A week of Reconciliation and Learning
DATE: 24 May 2019
Next week there are several dates of significance for Aboriginal and Torres Strait islander People.
- 26 May - National Sorry Day/National Day of Healing - The first National Sorry Day was held on 26 March 1998, one year after the tabling of the Bring Them Home Report which was the result of an inquiry into the removal of Aboriginal and Torres Strait Islander children from their families. In 2005, the National Sorry Day Committee renamed Sorry Day as a National Day of Healing for all Australians. The day focuses on the healing needed throughout Australian society to achieve reconciliation.
- 26 May to 3 June – National Reconciliation Week offers Australians with the opportunity to focus on reconciliation, to hear about the culture and history of Aboriginal and Torres Strait Islander people and explore new ways of working within our communities.
- 27 May – This day celebrates the 1967 referendum acknowledging Aboriginal and Torres Strait Islanders as citizens of Australia.
Yooralla will be recognising this important week through a series of insightful articles written by Michael J. Evans. Michael is a proud Indigenous man, with lifelong disabilities, identifies as a Torres Strait Islander and uses a wheelchair for mobility. Michael is also a Service Manager at one of Yooralla’s residential accommodation services.
During the week, we will share Michael’s articles on the following topics:
- The difference between Welcome to Country and Acknowledgement of Country
- Sorry Business – explaining the cultural responsibilities and obligations when there is a loss of a family or community member
- Disability, and what it means in Aboriginal culture
- The Aboriginal family system, and
- Aboriginal families.
Michael is recognised as an Elder in many Aboriginal communities across western NSW and has over 20 years of experience as a formal mentor to Aboriginal leaders working in identified management positions in the NSW public service. Michael has over 30 years of experience as a wheelchair user and has provided formal advocacy and informal mentoring for persons with disabilities for over 50 years.
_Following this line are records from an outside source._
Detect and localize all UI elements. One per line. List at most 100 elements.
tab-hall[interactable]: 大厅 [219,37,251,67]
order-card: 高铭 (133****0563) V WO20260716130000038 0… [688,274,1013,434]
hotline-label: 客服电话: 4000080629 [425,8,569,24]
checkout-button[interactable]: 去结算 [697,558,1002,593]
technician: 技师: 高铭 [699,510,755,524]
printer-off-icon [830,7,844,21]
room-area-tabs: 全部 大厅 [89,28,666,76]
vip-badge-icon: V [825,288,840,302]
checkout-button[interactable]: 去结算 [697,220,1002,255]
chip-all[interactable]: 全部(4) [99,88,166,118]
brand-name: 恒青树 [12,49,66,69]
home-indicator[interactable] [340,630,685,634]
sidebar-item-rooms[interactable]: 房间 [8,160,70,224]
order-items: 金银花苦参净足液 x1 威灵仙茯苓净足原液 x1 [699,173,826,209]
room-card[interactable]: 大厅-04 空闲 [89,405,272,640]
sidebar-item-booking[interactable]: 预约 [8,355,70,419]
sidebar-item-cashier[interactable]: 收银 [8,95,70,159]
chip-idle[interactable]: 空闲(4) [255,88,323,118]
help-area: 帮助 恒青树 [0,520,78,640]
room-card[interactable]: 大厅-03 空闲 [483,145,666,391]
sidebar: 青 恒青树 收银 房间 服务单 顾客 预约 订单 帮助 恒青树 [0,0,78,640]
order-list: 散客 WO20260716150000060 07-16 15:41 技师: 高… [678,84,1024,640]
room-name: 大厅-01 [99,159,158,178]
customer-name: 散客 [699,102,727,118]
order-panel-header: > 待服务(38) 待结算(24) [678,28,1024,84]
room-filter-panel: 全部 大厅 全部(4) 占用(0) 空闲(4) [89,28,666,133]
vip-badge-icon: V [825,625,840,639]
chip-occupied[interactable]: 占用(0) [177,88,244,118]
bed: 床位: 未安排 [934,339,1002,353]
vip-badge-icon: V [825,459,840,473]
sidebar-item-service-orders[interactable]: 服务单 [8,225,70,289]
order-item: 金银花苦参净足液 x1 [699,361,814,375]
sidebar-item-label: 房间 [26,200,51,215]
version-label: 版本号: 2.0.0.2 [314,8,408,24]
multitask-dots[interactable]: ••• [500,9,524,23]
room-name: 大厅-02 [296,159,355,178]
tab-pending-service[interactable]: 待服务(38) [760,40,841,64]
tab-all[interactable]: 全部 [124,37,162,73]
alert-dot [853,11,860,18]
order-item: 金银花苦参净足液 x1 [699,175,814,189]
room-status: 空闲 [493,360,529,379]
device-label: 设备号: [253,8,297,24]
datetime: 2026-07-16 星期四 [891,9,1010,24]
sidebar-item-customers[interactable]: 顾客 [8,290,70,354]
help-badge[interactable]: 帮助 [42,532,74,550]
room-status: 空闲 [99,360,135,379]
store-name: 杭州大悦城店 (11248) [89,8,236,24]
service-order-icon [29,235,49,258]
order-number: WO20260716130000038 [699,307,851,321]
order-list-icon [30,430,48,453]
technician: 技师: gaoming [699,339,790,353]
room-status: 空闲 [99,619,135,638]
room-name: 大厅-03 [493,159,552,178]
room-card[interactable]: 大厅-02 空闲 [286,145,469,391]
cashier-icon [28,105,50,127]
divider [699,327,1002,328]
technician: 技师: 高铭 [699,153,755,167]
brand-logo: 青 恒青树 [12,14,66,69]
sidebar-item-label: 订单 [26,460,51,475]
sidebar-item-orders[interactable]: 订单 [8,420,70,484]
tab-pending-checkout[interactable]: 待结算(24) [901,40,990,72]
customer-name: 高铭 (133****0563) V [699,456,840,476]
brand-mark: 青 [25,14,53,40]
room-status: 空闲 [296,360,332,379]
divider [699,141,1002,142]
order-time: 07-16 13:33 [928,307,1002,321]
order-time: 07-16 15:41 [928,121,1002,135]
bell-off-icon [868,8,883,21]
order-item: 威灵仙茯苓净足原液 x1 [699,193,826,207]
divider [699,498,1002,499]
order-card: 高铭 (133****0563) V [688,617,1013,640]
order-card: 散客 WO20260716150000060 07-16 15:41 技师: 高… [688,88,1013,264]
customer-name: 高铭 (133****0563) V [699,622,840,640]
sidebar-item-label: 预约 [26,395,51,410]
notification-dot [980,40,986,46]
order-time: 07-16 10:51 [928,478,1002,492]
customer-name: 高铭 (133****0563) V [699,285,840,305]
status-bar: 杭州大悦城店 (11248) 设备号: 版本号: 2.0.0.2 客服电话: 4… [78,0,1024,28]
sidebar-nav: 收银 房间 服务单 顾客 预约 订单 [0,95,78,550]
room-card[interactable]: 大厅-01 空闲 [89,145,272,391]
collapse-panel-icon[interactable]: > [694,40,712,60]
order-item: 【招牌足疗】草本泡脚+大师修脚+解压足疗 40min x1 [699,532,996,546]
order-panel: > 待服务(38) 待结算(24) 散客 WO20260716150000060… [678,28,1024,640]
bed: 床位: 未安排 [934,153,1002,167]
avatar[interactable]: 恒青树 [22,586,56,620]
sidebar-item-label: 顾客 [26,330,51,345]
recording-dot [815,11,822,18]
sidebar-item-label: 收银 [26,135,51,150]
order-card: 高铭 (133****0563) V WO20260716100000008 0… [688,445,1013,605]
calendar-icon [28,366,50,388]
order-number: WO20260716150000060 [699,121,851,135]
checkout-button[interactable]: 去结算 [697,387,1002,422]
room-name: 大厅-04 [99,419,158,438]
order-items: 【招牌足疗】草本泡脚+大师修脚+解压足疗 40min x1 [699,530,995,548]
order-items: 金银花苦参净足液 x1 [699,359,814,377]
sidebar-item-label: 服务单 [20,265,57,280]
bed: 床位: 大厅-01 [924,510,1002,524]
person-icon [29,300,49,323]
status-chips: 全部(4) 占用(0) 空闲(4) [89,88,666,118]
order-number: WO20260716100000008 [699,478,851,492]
Michael has over 40 years of experience in senior and middle management roles, including over 17 years employment with the NSW public service where he held senior positions such as Director Disability & Home Care Services in western NSW, as well as over 15 years employment with Telstra, where he held management positions such as Manager Corporate Services in regional Victoria.
He has written numerous articles promoting knowledge of Aboriginal culture and history and articles promoting knowledge of disabilities and the appreciation of the skills and contributions of persons with disabilities.
In 2012, Michael wrote a 200+ page information guide covering Indigenous culture and history in Australia. That resource is used extensively as a personal reference information guide, by both Indigenous and non-Indigenous staff engaging with Aboriginal communities. Michael has also featured in a Commonwealth government series profiling the life story of prominent community leaders with disability, and Michael was a Personal Achievement Award Finalist at the Federal Government National Disability Awards in Canberra.
Michael personalises his publications with a sign off “TAUM AKADAR” from his Meriam language, that translates in English as “pride in self”, which Michael says is a value fundamental to him living his culture.